“La Scena” - testo e regia di Cristina Comencini con Anna Finocchiaro e Maria Amelia Monti.

Al Teatro Diana di Napoli dal 3 al 14 dicembre.

 

Servizio di Marco Catizone

 

Napoli – “La seduzione implica e misura l’incapacità delle donne a parlare per se stesse o a reclamare in quanto genuina, una sessualità indipendente dai sogni che gli uomini fan su di loro”(Jane Miller).

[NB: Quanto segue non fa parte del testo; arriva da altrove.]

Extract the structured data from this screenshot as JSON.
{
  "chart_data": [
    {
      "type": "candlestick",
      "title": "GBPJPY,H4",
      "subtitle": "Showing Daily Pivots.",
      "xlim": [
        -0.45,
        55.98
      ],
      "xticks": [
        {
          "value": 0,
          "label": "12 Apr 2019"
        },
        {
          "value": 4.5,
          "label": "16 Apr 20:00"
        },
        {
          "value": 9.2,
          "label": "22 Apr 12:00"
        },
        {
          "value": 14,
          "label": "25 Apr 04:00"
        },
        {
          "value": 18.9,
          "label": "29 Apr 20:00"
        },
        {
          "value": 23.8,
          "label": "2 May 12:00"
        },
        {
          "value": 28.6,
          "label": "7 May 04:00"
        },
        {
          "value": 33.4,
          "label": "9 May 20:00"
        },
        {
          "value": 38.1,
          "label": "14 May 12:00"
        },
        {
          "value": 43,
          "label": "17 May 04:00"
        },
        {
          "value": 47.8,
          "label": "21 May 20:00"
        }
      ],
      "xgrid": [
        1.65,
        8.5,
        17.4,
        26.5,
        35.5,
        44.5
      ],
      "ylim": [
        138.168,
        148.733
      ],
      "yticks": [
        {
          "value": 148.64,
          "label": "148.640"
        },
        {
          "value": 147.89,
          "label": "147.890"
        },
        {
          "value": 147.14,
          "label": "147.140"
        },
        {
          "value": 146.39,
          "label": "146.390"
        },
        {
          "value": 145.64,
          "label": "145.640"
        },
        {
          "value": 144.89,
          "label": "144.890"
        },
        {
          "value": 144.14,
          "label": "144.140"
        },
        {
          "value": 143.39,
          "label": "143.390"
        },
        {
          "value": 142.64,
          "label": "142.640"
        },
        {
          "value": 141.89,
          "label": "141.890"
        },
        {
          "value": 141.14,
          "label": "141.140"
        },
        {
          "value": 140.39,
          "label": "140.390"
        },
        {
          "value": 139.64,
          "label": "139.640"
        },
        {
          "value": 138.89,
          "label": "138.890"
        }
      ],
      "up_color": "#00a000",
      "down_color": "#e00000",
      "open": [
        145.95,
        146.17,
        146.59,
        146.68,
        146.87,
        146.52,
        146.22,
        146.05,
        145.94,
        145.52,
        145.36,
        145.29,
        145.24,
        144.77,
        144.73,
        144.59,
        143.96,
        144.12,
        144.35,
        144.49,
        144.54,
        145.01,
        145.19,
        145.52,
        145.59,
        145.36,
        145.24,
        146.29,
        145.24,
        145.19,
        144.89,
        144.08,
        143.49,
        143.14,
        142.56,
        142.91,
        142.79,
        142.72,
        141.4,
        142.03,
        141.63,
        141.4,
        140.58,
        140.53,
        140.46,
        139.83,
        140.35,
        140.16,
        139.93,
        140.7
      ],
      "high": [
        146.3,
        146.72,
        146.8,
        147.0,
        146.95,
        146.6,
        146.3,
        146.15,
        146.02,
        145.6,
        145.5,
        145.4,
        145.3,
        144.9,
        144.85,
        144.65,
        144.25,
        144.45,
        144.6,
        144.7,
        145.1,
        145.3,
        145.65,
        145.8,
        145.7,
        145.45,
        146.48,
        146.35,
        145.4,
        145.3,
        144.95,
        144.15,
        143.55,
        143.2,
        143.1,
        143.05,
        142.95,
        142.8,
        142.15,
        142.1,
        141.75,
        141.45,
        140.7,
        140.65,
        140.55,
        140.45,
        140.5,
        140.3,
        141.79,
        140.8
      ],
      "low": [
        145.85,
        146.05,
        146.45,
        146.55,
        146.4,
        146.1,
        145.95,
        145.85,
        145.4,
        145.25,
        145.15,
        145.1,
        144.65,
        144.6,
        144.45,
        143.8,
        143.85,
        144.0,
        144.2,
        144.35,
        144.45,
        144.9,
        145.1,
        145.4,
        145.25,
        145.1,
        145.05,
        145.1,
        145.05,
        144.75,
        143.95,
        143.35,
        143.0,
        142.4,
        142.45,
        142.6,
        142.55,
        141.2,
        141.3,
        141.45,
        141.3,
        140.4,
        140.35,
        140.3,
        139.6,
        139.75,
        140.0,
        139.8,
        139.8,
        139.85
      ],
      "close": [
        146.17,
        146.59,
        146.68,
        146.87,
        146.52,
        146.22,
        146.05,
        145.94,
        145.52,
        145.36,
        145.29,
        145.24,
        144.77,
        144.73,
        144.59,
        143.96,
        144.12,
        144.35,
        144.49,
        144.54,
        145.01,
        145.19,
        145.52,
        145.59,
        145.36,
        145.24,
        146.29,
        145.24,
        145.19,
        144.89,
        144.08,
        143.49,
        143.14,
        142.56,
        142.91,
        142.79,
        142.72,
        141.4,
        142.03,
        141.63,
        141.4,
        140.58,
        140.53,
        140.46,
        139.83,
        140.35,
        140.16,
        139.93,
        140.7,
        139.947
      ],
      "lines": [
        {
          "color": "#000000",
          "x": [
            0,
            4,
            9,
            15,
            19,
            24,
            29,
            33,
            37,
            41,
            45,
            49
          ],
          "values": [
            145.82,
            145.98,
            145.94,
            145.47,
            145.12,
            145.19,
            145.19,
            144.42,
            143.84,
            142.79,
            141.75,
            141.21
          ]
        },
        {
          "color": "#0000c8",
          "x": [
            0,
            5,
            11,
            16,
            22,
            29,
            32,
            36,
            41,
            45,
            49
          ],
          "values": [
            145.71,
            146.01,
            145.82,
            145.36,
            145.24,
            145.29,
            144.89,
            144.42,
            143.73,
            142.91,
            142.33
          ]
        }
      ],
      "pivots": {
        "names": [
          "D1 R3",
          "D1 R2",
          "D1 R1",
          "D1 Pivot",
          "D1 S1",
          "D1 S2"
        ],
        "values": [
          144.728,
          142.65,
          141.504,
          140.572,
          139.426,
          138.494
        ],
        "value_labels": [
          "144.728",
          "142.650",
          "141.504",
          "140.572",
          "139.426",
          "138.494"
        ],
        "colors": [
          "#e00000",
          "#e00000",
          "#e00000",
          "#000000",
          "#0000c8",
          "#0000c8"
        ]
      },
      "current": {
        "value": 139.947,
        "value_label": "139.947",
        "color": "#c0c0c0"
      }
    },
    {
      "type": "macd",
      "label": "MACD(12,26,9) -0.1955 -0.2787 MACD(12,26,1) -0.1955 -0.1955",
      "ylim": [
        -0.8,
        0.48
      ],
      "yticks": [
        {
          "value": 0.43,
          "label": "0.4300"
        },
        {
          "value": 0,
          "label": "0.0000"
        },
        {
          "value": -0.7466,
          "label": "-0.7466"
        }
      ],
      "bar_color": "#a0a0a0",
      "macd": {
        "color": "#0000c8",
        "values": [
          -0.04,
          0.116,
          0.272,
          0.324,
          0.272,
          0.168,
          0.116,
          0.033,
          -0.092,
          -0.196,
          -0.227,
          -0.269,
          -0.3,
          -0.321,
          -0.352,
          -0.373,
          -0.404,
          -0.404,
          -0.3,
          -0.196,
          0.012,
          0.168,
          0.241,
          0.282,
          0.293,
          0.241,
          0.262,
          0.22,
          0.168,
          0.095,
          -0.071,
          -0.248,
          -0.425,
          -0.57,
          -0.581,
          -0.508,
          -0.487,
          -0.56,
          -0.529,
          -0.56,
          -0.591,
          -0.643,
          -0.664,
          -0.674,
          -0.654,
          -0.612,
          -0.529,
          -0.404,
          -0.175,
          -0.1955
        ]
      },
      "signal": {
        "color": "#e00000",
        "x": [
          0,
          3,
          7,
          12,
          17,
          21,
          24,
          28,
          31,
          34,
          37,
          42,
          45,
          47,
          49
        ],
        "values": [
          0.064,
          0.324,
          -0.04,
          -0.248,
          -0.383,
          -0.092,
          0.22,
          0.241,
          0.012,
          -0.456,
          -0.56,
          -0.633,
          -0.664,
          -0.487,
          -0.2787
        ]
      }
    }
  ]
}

 Sesso. Al centro dell’eloquio, a cascata come refrain, file rouge a doppia elica per due donne amiche che dell’una riconoscono i vezzi, specchiandosi nelle debolezze e nei bisogni dell’altra; sesso, come sacello e refugium dell’una, Maria (la Monti), dissipazione per l’altra, Lucia ( la Finocchiaro); sesso come autoscontro per desideri in conflitto, a sbreccare il carapace di maschi contro femmine, alla ricerca d’una sintesi impossibile tra ellissi a gravitare: la mutria della femmina, del tapino di turno alla recherche, spassatempo ciarliero, garrulo e (mai) sincero: e via, in singulti da sprinter, in rincorsa al merlo maschio, con fischiomaschioesenzaraschio, giusto il rischio di doversi quietare scoprendo l’ennesimo bamboccione, il solito infingardo, l’ordinario travet grigio-topo, il borioso ballon d’essay; e giù di manfrina, a confidarsi strenuamente, un canto a due, tra amiche e donne che più speculari non si può.

Lucia “fredda” e siderale, attrice di testa, compagna di scena e mai di letto, nel diletto d’esser fedele agli uomini veri, che più teatrali non si può, usciti in fantasia alla Otello, Amleto, Cassio, Cesare; Maria “calda” ed umorale, che senza maschi non sa stare, sostando nell’intermezzo d’un’ agnizione impossibile, cercando nel sesso virile la maschera dell’Uomo, per conforto e protezione: e in mezzo lui, il Ragazzo (Stefano Annoni), eruttato al centro de “La Scena”, ultima conquista di Maria, sedotto e abbandonato nel talamo preadolescenziale, nella stanza del figlio, tra robottoni e peluche, risvegliato dal letargo come putto smutandato, disperso nella pièce a controcanto delle due donne, milfs alla Macbeth, stregonesche nel viluppo, due Circe nel garbuglio di parti a sovvertirsi; Lucia sarà Maria, l’una diverrà l’altra, Victor-Victoria tutto al femminile, col povero bamboccio stretto nel mezzo, evaso a sua volta da costrizioni materne, costretto a mimare una marziale forza virile, virale, pur di non esser contagiato dal tracimante passato e pencolante delle due carcieriere, transfughe dalla propria personale “casa di rovine”, terremotata il giusto da una vita che non è mai quella per cui si è speso ab initio il prospetto.

Plauso al testo della Comencini, di aver reso in plastica dinamica il non-sense di questi nostri anni sfuggenti, con maschere sociali come guitti atellani, pronti al cambio di sciassa e veste, in un gioco delle tre carte al ribasso, con donne e uomini mostrificati a clichè, nella resa dei ruoli, ove la parità dei sessi mostra gli assi truccati nel manico, depone le armi e si dichiara prigioniera di guerra tra opposti; e dove basterebbe comprensione ed empatia reciproca per evitare la ressa. Peccato che le boutades piccanti della Monti e della Finocchiaro risentano d’uno stile vieppiù catodico, da sitcom mediatica, con innesti drammaturgici dal piglio shakespiriano non sempre riusciti, con intermezzi prolassanti, che in palcoscenico appaiono fuori corso, panegirico autoreferenziale per battuta piazzata; ottimo prodotto per un episodio da comedy seriale, forse un po’ fiacco per un debutto teatrale.